Friday, June 20, 2008

Cloud Computing and Math

I've just spent the better part of two hours now trying to figure out Cloud Computing. I'm focused of course on where my product line can fit in this latest hyped paradigm. While it's positioned right now as more of a disruptive technology than anything else, there's clearly going to be some kind of future here. There are a number of nuggets out there, but so much of what I'm seeing is based either on scalable storage (seems that this one is almost solved with things like Hadoop and Map-Reduce). Which is fine for the data center people, but what about the analysts? How do you distribute your long-running simulations in these environments?

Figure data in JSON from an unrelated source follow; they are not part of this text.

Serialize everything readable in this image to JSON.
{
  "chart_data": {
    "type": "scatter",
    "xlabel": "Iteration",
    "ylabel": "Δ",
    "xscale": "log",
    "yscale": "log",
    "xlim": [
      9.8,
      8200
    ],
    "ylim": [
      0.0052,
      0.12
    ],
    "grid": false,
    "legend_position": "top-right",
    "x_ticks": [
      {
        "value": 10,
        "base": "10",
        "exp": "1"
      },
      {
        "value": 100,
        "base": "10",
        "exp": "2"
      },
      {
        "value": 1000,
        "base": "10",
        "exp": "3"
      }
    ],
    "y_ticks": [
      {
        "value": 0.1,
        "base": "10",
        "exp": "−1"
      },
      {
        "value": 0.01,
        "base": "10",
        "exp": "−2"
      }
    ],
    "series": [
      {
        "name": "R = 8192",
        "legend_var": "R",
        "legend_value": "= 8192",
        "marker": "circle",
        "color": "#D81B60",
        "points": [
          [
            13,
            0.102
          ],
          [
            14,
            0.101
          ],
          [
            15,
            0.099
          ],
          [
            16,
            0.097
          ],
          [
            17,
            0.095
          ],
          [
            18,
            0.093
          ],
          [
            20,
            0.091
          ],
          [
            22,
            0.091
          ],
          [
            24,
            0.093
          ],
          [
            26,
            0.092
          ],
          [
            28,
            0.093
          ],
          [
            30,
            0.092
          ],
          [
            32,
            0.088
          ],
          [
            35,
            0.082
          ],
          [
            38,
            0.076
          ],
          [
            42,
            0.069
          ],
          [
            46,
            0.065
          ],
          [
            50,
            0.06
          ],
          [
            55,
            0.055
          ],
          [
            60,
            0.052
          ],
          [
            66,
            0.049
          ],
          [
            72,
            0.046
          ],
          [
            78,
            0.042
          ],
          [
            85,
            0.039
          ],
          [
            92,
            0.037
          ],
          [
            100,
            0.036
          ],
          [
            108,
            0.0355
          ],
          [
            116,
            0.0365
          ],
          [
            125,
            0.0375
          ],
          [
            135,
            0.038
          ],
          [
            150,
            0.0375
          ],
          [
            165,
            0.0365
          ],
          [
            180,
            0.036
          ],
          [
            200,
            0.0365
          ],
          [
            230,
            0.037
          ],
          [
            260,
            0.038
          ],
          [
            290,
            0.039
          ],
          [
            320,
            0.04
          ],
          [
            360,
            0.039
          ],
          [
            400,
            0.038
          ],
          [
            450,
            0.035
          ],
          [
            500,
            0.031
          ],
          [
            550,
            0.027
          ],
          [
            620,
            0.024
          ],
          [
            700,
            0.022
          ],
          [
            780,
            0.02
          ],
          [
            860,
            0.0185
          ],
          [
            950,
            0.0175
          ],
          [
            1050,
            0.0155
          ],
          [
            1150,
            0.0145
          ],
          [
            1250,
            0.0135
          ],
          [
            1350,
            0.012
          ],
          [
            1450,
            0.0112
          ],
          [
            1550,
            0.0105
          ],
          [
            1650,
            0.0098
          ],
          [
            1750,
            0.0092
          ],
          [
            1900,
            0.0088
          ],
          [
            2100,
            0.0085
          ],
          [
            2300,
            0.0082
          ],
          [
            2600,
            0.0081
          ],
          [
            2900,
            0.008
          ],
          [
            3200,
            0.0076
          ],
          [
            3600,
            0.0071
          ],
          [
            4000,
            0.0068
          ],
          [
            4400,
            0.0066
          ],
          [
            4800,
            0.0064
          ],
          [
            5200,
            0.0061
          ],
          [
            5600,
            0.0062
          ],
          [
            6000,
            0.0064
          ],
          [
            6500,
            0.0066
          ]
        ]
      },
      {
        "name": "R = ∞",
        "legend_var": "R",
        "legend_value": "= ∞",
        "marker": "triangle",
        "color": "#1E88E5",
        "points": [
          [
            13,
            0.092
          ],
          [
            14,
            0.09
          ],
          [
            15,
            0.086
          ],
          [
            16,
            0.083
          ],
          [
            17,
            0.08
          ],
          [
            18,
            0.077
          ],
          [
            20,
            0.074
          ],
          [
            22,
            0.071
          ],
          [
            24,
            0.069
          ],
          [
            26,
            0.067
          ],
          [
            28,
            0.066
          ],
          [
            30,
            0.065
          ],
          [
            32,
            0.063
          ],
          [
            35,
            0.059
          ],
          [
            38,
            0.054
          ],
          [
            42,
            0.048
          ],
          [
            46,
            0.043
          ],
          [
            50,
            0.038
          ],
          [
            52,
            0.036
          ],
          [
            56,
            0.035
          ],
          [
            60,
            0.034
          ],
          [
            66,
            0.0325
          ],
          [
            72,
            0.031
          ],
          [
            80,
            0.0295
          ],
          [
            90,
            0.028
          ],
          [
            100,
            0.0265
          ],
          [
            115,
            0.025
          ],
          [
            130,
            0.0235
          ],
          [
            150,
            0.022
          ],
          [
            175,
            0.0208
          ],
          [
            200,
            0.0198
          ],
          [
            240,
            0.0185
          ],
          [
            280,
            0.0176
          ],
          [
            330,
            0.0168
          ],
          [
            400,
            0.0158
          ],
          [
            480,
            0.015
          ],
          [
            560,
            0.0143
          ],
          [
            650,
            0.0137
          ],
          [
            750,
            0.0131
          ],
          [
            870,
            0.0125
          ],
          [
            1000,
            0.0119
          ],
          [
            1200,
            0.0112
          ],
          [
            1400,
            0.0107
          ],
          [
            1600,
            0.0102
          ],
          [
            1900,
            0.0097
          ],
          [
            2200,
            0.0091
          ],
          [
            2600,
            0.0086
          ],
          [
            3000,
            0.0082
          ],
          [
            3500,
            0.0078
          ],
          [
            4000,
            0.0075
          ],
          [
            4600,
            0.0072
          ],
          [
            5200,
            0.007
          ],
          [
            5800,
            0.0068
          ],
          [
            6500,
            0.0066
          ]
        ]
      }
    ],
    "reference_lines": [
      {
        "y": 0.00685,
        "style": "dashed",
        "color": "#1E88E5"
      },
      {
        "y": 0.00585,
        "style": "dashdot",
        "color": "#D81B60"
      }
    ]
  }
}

Grid technologies have been around for a long time now. The Globus Toolkit has been around for more than a decade. I've actually set this up a few years ago on a couple dual CPU Linux boxes that have been retired to my basement - so I know it's real and works. This is certainly one avenue to the distribute math solution, but it's very different than all these "cloud" solutions. Web Services underlies the communication is many architectures, but Grid isn't about SOA or SaaS.

So if you have "real" problems to solve (beyond SQL queries and other general database/data center type problems), how do you get there? I'm just not seeing it. What's actually running on the Cloud? And how do you get there? With volatile virtual Xen images, where do my compilers live? What runtime libraries are available? I haven't found anything real here at all. One of our customers is actively looking at Amazon's EC2 in concert with our Java library and he's worried about licensing issues as the solution possibly scales out to 1000s of nodes. Of course we have pricing for this having lived in the MPI world for a long time, but this isn't your father's parallel computing environment anymore.

Apparently you can create your own Amazon Machine Image with all your software on it. But how do these images talk to each other? If you spin up 500 images to run a simulation, what are the APIs for getting your data back out? Is it really just like having 500 of the same machine sitting in the back room and you just have each one dump data to a web service running on a master node on your desktop?

I guess nobody is writing articles to address these kinds of questions, so I'll have to immerse myself in Amazon's developer forums -- but that's immensely frustrating as 99% of them are solving regular old data center things and not doing anything interesting.